# English



## dave line (May 20, 2012)

I am English and at present live in England.
I retire in about 12 months and would like to spend a couple of years traveling the USA and Canada with my wife in an RV.
Could anyone tell me if this is possible and am I allowed to buy an RV in the USA (then sell it after a couple of years), get insurance and anything else that is legally required.
I travel quite a lot in the UK and at present tow a caravan.
If you could help me it would be much appreciated.

Thanks a lot Dave.


----------



## fairlane (May 20, 2012)

Come to Arizona. The illegal's coming from Mexico can do it so should be easy for you. May require a US mailing address.

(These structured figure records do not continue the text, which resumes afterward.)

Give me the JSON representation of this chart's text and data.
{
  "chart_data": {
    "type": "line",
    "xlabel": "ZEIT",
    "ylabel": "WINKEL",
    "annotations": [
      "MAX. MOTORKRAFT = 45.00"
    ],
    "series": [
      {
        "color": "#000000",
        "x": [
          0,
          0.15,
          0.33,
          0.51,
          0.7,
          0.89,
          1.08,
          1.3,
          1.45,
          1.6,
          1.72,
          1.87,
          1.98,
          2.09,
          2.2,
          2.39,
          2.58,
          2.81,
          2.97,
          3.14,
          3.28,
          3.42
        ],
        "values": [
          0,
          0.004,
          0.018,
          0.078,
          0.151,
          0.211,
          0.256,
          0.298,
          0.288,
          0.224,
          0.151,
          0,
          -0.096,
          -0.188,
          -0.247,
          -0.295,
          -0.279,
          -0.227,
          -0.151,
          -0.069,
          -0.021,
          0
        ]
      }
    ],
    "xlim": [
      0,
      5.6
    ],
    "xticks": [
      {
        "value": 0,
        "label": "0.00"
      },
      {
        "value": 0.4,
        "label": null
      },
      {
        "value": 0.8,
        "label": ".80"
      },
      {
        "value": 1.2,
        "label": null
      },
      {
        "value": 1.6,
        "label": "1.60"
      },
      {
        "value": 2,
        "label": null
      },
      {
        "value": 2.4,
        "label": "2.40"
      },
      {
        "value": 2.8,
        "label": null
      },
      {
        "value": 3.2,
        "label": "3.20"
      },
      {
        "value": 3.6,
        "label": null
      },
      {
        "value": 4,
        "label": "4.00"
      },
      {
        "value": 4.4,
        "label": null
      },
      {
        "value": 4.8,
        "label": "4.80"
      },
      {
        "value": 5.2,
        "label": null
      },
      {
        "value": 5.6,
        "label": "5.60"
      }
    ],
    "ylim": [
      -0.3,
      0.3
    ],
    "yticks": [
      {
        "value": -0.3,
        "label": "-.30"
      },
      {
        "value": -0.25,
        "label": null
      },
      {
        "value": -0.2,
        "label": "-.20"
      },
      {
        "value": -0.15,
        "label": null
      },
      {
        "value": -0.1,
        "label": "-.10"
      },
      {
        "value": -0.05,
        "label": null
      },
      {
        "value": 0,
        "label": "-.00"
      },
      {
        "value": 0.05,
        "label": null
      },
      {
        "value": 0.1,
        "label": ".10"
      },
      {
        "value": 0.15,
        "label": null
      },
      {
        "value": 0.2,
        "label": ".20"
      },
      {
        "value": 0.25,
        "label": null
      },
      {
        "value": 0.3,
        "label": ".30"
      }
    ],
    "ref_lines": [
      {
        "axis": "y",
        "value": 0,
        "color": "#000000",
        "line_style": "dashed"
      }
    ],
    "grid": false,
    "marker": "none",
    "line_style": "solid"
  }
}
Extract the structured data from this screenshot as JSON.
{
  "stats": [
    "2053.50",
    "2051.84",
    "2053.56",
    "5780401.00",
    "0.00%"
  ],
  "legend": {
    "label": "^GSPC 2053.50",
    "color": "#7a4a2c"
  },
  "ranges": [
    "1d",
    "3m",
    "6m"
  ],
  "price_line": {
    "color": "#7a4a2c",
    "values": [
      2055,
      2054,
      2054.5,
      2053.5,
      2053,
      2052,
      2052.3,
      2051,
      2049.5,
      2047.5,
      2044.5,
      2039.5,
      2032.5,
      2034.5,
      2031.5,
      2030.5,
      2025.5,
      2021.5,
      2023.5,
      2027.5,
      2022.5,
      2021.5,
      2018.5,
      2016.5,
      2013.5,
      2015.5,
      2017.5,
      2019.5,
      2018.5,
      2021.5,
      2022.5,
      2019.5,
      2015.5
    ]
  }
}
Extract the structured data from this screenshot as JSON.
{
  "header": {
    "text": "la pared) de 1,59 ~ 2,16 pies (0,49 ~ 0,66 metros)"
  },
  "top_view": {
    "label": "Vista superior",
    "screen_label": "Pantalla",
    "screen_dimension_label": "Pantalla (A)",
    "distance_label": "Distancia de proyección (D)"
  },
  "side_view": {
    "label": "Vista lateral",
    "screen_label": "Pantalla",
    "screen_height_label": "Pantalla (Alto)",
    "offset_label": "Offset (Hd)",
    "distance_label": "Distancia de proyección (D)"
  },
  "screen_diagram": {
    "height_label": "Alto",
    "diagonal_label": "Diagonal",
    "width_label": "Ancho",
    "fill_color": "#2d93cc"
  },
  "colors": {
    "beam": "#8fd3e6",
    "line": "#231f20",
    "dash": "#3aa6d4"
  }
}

That way you'll be close to Sedona & the Grand Canyon when you start. Beautiful country.


----------



## C Nash (May 20, 2012)

Welcome to the forum Dave.  Do a search here as this has been brought up before.  No knowledge on it myself but know there are those that have done it.  Should be no problem if you have the dollars to do it.


----------



## LEN (May 21, 2012)

We have friends from Bermuda that have a RV here and travel back and forth and also from Sweden so it is possible. Look on IRV2.com for the Swedes are coming in the Monaco forum. Also http://triangledrifters.blogspot.com/
I am sure they can answer all your questions.
See you on the other side of the pond.

LEN


----------



## vanole (May 22, 2012)

English,

I think Len meant "The Danes are Coming" over on the IRV2 forum.  Easiest place to find them is in the Monaco section of that forum.  Henrik posts alot and seems to make the trip frequently to the US.

This past winter in Miami there were two seperate couples doing exactly what you mentioned doing.  One couple from Germany and  another from Iceland.  So like the above two posters have said its doable but I'm not 100% sure of the process.

Jeff


----------



## ejdixon (May 30, 2012)

Welcome to the forum, Dave.

First off, you'll need a valid US address to have the RV you're getting registered and for the insurance. Some foreigners that have relatives in the US would use their relatives' address for this (with their permission, of course). You can try that avenue. If you don't have any relatives who'd be willing, you can rent a mail box here in the US for that.

As for the driver's license, you can use an international driving permit. 

I'm not sure about the visa and length of stay policies in the UK. My cousin from Australia had a ten-year visa, but was only allowed a maximum of six months each time. Don't really understand why. But since you mentioned you're including a trip to Canada, I think you'll be fine. Just make sure to check how long you can stay each time that you enter the US, then before you reach the limit, head over to Canada and then come back to "restart" your stay.


----------



## dave line (Jun 1, 2012)

Thanks very much for the info, my wife's sister lives in Colorado so I should have no trouble.
Much appreciated Dave.


----------